Ich frage mich auch öfter, warum ich jetzt genau dieses Buch weiterlesen soll – selbst, wenn es bis dahin Vergnügen bereitet hat. Und ein halbes Jahr später merke ich dann: War einfach der falsche Zeitpunkt – und plötzlich flutscht es wieder.
Alban Nikolai Herbst
14. September, 2009 um 14:59
@Daniela Sickert.
Das ist mir zu wenig, im Sinn von Kants Satz, daß Begriffe ohne Anschauung leer seien – wenn ich „Anschauung“ mal provisorisch mit Sinnlichkeit gleichsetze, die mir hier eben permanent fehlt. M i r, wohlgemerkt. Anderen geht es ja deutlich anders damit.
Daniela Sickert
14. September, 2009 um 15:57
@Alban Nikolai Herbst
Ich denke man kann sich dem Text mit Wittgenstein eher nähern. Aber es ist vielleicht auch einfach eine subjektive Frage, ob man das Buch bereits vor dem Kauf liebt, oder erwartet, verführt zu werden. Letzteres leistet der Text sicherlich nicht auf gewohnte Weise.
Viel hilft mir immer wieder folgender Auszug aus einem Interview in der Zeit vom 24.1.2007:
„Ich arbeite sehr langsam, Zeile für Zeile – und am Ende will ich, dass es sich eher so anhört, wie jemand denkt, und nicht so sehr, wie jemand spricht. Das macht es manchmal schwer zu lesen. Und noch schwerer zu übersetzen.“ (http://www.zeit.de/2007/05/L-Interview)
Alban Nikolai Herbst
14. September, 2009 um 16:24
@Mischa Gerloff.
Völlig klar, sowas hab ich ja auch in meinem Text angedeutet. Nur gibt es eine Deadline für dieses Projekt, und irgendwann vorher kommt der Tag, von dem an ich meinen täglichen Part zu „leisten“ haben werde. Da will ich dann nicht, könnte das auch gar nicht realisieren, evtl. Hunderte Seiten nachholen müssen.

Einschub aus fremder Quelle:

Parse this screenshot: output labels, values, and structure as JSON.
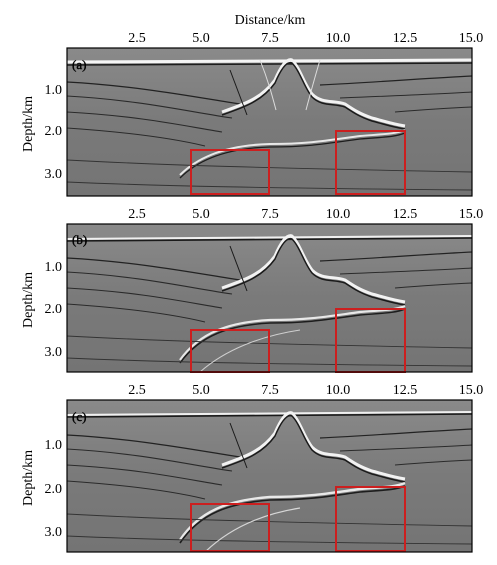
{
  "figure": {
    "x_axis_title": "Distance/km",
    "y_axis_title": "Depth/km",
    "x_ticks": [
      "2.5",
      "5.0",
      "7.5",
      "10.0",
      "12.5",
      "15.0"
    ],
    "x_range_km": [
      0,
      15
    ],
    "panels": [
      {
        "label": "(a)",
        "y_ticks": [
          "1.0",
          "2.0",
          "3.0"
        ],
        "depth_range_km": [
          0,
          3.5
        ]
      },
      {
        "label": "(b)",
        "y_ticks": [
          "1.0",
          "2.0",
          "3.0"
        ],
        "depth_range_km": [
          0,
          3.5
        ]
      },
      {
        "label": "(c)",
        "y_ticks": [
          "1.0",
          "2.0",
          "3.0"
        ],
        "depth_range_km": [
          0,
          3.5
        ]
      }
    ],
    "highlight_boxes_km": [
      {
        "x": [
          4.7,
          7.5
        ],
        "depth": [
          2.4,
          3.5
        ]
      },
      {
        "x": [
          10.0,
          12.5
        ],
        "depth": [
          1.95,
          3.5
        ]
      }
    ],
    "colors": {
      "box": "#cc1f1f",
      "background": "#7c7c7c",
      "reflector": "#1a1a1a",
      "highlight": "#f2f2f2"
    }
  }
}
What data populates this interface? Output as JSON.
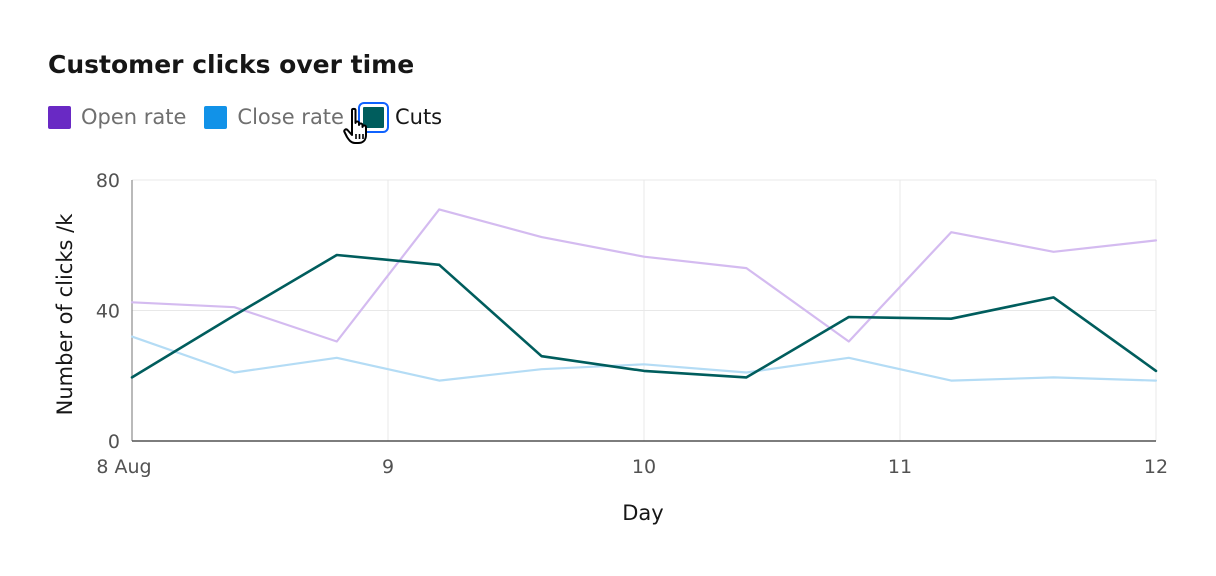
{
  "chart_data": {
    "type": "line",
    "title": "Customer clicks over time",
    "xlabel": "Day",
    "ylabel": "Number of clicks /k",
    "x": [
      "8 Aug 00:00",
      "8 Aug 09:36",
      "8 Aug 19:12",
      "9 Aug 04:48",
      "9 Aug 14:24",
      "10 Aug 00:00",
      "10 Aug 09:36",
      "10 Aug 19:12",
      "11 Aug 04:48",
      "11 Aug 14:24",
      "12 Aug 00:00"
    ],
    "x_numeric": [
      0,
      0.4,
      0.8,
      1.2,
      1.6,
      2.0,
      2.4,
      2.8,
      3.2,
      3.6,
      4.0
    ],
    "xticks": [
      0,
      1,
      2,
      3,
      4
    ],
    "xtick_labels": [
      "8 Aug",
      "9",
      "10",
      "11",
      "12"
    ],
    "xlim": [
      0,
      4
    ],
    "ylim": [
      0,
      80
    ],
    "yticks": [
      0,
      40,
      80
    ],
    "ytick_labels": [
      "0",
      "40",
      "80"
    ],
    "grid": true,
    "legend_position": "top-left",
    "series": [
      {
        "name": "Open rate",
        "color": "#6929c4",
        "dimmed_color": "#d4bbf0",
        "active": false,
        "values": [
          42.5,
          41,
          30.5,
          71,
          62.5,
          56.5,
          53,
          30.5,
          64,
          58,
          61.5
        ]
      },
      {
        "name": "Close rate",
        "color": "#1192e8",
        "dimmed_color": "#b4dcf5",
        "active": false,
        "values": [
          32,
          21,
          25.5,
          18.5,
          22,
          23.5,
          21,
          25.5,
          18.5,
          19.5,
          18.5
        ]
      },
      {
        "name": "Cuts",
        "color": "#005d5d",
        "dimmed_color": "#99bebe",
        "active": true,
        "values": [
          19.5,
          38.5,
          57,
          54,
          26,
          21.5,
          19.5,
          38,
          37.5,
          44,
          21.5
        ]
      }
    ]
  },
  "icons": {
    "cursor": "hand-pointer-icon"
  }
}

Außerdem, das kennen Sie doch auch: Hat man ein Buch erstmal beiseitegelegt, kann es J a h r e dauern, bis der richtige Zeitpunkt kommt. W e n n er kommt. – Nee, ich muß da jetzt durch. Und vielleicht spiegelt mein „Problem“ mit dem Buch auch Probleme, die andere Leser des Buches, die hier nicht mitschreiben, haben, also schlicht „normale“ Leser, die sich das nun sehr bekanntgewordene Buch gekauft haben und ebenfalls ins Stocken geraten. Dann wäre mein stockendes Vorankommen hier als Protokoll nicht fehl am Platz, sozusagen ein Kontrapunkt zu den oft begeistert affizierten Beiträgen. Zu denen sich meine Grundhaltung allerdings sehr gerne einordnen würde.
Stephan Rauer
14. September, 2009 um 22:43
Als so eine Art Normalleser, der immer hofft, an neuen Flüssen ohne Ufer, oder den Manas, Wang- Lun oder so usw.: ich hab das Buch nach 100 Seiten aus ähnlichen Gründen wie Sie, Herr Herbst, weggelegt: bei so vielen Wörtern und Abzweigen, natürlich gibt es da im Schlick auch gelungenes Funkeln, aber es ging mir doch so, dass das allzuviele Gerede in dem Text mit mir kaum etwas zu tun hatte: die Drogenproblematik angehender Tennisprofis zur Zeit der Clintonära nicht, das ins Nichtsmehr überzeichnete Satirische lässt einen fühllos zurück usw.: was bleiben könnte, wäre die Sprache, in hochgelobter Übersetzung: natürlich gibt es feine Neologismen, aber jenseits dieser rein lexikalischen Ebene, da war mir nichts, was federte oder trieb, kein Rhythmus, keine Binnenspannung, nur echte Verzweiflung in viel zu viel Rumgeworte: verlatscht und verquatscht. Dann lieber den (in vielem sicher viel angreifbareren) ‚bürokratischen Irrsinn‘ eines Reinhard Jirgl oder Les Murrays „Fredy Neptune“: beides unausweichlich, da gab es diese Zweifel nach 10 Seiten, nach 50, nach 100 doch gar nicht, stattdessen Empörung und echten Sog. Und wohl leider keine Bloggs (die Idee ist ja prima, da schaut man dann immer noch mal nach).
mischa gerloff
14. September, 2009 um 23:17
@ABH (und ich habe es doch geahnt: Knebelverträge! scherz) Dann wünsche ich Ihnen viel ENERGIE, um durch das Buch zu kommen. Jahre hat es bei mir auch schon manches Buch aushalten müssen. Und dann kam eben doch der richtige Zeitpunkt (im vergangenen Sommer nach vielen Jahren die „See-Leben“-Trilogie von Werner Koch, dessen zweiter Band mir mal „untergekommen“ war, irgendwann erbte ich den 1., und dann dauerte es noch drei Jahre).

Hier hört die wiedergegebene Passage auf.